“Before we were born,” Maggie states.

“What does it mean, do you think?” I say, trying to press them. “Of the sea?”

“A siren, probably,” Hilda admits, though her voice is unreliable.

“A siren?” I repeat. “Like, a mermaid?”

“Well, yes.” Hilda rises and moves over to the coffee pot, getting herself a cup from the cupboard. “Probably not what you imagine a mermaid to look like, though. These are magickal, immortal beings doomed to the sea to lure sailors to their deaths and drink their blood.”

Oh, so grandma was a little coo-coo then?

“She did have a vivid imagination,” Hilda counters, as though my inner thoughts crawled out of my brain and crept into hers.

“Yeah, she did,” Maggie agrees, winking at me with a suspicious grin. “I wonder if this was for a book she was working on.”

“Does it say anything else?” Hilda asks, returning to the table with her coffee. “About that woman she saw?”

“No, the page is torn out where there should be more to the entry,” I reply sadly, touching the frayed edges sticking out from the crevice. “I want to know more.”

“I'll look through the other boxes at home,” Hilda says, opening another book. “Maybe the other page is in there.

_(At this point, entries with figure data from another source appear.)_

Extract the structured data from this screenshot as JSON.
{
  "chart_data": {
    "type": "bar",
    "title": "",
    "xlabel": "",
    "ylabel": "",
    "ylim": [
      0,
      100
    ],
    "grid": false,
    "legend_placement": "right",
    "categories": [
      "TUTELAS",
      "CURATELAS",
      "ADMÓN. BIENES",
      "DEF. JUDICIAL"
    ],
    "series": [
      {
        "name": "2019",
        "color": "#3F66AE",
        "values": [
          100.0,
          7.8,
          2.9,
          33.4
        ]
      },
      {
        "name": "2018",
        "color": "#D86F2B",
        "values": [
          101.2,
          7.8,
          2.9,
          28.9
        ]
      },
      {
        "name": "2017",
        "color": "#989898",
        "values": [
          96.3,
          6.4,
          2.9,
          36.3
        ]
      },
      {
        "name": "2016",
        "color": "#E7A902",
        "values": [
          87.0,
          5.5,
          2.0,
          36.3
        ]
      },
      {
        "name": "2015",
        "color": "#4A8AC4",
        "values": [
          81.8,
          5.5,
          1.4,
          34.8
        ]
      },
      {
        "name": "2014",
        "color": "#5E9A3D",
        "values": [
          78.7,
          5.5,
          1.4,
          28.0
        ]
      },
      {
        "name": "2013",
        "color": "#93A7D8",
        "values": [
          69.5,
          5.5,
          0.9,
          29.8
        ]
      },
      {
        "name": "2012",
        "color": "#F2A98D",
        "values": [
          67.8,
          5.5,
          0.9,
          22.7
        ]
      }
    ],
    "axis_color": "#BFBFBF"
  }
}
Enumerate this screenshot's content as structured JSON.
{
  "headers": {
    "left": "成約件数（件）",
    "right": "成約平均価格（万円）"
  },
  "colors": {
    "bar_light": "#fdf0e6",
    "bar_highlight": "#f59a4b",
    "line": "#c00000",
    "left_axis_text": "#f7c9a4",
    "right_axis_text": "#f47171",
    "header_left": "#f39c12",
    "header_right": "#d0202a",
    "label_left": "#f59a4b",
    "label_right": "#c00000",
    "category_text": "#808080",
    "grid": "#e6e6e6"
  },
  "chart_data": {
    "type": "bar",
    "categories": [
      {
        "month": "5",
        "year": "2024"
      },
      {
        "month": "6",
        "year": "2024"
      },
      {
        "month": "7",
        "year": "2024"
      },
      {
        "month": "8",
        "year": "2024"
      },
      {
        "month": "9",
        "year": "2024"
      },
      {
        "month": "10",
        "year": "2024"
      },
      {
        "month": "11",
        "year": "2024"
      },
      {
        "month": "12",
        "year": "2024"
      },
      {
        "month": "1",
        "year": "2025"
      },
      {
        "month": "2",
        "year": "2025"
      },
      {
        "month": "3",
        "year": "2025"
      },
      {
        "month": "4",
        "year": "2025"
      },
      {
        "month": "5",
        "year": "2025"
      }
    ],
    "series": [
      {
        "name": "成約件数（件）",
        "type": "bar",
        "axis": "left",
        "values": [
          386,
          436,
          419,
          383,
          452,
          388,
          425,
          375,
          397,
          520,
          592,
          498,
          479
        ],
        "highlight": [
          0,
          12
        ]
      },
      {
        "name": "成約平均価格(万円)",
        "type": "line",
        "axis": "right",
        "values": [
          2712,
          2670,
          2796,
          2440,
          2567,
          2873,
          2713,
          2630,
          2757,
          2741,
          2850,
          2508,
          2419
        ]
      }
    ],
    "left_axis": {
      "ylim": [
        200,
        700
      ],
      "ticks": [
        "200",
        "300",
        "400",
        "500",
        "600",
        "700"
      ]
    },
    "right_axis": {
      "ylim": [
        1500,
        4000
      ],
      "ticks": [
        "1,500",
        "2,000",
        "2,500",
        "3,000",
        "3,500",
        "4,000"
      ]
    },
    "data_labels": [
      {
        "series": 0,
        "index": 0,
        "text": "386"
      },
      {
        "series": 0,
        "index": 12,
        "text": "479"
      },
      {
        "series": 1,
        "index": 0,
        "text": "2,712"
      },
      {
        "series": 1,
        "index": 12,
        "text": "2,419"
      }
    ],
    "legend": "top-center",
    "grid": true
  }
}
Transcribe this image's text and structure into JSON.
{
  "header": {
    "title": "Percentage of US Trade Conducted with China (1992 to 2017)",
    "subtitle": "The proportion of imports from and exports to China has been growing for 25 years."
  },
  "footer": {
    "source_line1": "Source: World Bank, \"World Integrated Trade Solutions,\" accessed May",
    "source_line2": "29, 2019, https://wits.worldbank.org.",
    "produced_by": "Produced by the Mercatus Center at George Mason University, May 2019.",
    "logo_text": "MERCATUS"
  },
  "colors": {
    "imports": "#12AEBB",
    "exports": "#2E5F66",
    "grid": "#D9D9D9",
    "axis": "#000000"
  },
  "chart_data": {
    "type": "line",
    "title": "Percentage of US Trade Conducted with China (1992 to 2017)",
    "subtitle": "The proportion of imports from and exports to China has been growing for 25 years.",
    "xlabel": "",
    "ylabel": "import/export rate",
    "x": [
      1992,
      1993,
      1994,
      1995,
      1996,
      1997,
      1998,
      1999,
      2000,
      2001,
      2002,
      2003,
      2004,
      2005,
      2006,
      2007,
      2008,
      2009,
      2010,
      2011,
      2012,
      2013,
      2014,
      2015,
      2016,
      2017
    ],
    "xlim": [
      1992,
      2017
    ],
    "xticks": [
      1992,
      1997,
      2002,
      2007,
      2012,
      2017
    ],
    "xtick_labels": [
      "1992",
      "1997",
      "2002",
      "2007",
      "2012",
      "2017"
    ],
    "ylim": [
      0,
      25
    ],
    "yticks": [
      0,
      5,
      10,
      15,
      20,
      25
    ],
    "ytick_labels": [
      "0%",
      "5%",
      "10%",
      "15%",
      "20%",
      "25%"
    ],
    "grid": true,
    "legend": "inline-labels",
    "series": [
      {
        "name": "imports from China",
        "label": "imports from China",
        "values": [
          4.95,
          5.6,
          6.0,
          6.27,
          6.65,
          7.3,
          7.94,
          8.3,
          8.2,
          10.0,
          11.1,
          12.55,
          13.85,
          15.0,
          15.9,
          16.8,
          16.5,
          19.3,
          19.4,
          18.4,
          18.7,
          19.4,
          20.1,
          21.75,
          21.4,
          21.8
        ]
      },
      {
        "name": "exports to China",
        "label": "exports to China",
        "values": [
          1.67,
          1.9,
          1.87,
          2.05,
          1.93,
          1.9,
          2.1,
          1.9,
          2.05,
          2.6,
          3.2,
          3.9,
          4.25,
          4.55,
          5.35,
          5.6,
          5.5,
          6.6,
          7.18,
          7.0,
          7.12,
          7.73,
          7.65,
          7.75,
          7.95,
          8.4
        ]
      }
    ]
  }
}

We have a lot of her old journals.”

“Yeah, that would be great, Hilda, thanks,” I say, returning to the page about mermaids.

After a few slow moments of only the pages turning, making the only sound, I chew on the inside of my cheek hesitantly. “What do you guys know of vampires?” I say timidly.

Maggie looks up from her book, her wild hair backlit by the morning sun steeping in through the window. “They're said to have powers to compel you to do what they want you to without speaking.”

“I've heard that in movies before,” I agree.

“Yes, but it is ancient knowledge, too,” Hilda says. “Everyone knows they are strong and fast; that sunlight, stakes, garlic, and silver kills them.”

“They're also said to have individual powers, too,” says Maggie, the look she gets when she’s about to drop her useless knowledge on us sweeping over her face. “Like their own special power depending on the person who turned them, their blood type, and the time of year they were born into vampirism. Things of that sort.”

I glance at her sideways. “Well, don't you know a lot about vampires.”

“Oh, Maggie was obsessed with them back in the day,” Hilda replies almost condescendingly. “She did papers on them in college.”

Maggie tends to go overboard with things she gets fascinated with. She often bores Hilda to tears when she has random eruptions of her knowledge, wringing eye rolls and harsh sighs from Hilda every time she brings up a topic.

That’s why there’s a teenage-level wall in their bedroom with a collage of the Moodiest Blues band she ‘toured’ with in college, or why she claims she knows Italian and is fascinated by Italy but has never set foot there yet talks like she has.

It’s funny listening to the two of them banter. They still fight like siblings even in their seventies.

I almost spill my dream of the mysterious vampire who has been haunting me, but then I think better of it and shut my mouth.

I’ll keep him as my dirty little secret.

For now.

“Why are you interested in vampires all of a sudden?” Hilda queries, as though she senses my impure thoughts of ungodly creatures.

“Oh, I don't know,” I lie, trying to tighten my voice. “Maybe because of Twilight.”

A chuckle ripples through us before we settle back into our quiet.

Flipping through the pages nonchalantly, I keep looking for more words to tell me anything about vampires.

Why would grandma have a book that mentioned herbs that could kill them if she didn't know more about them?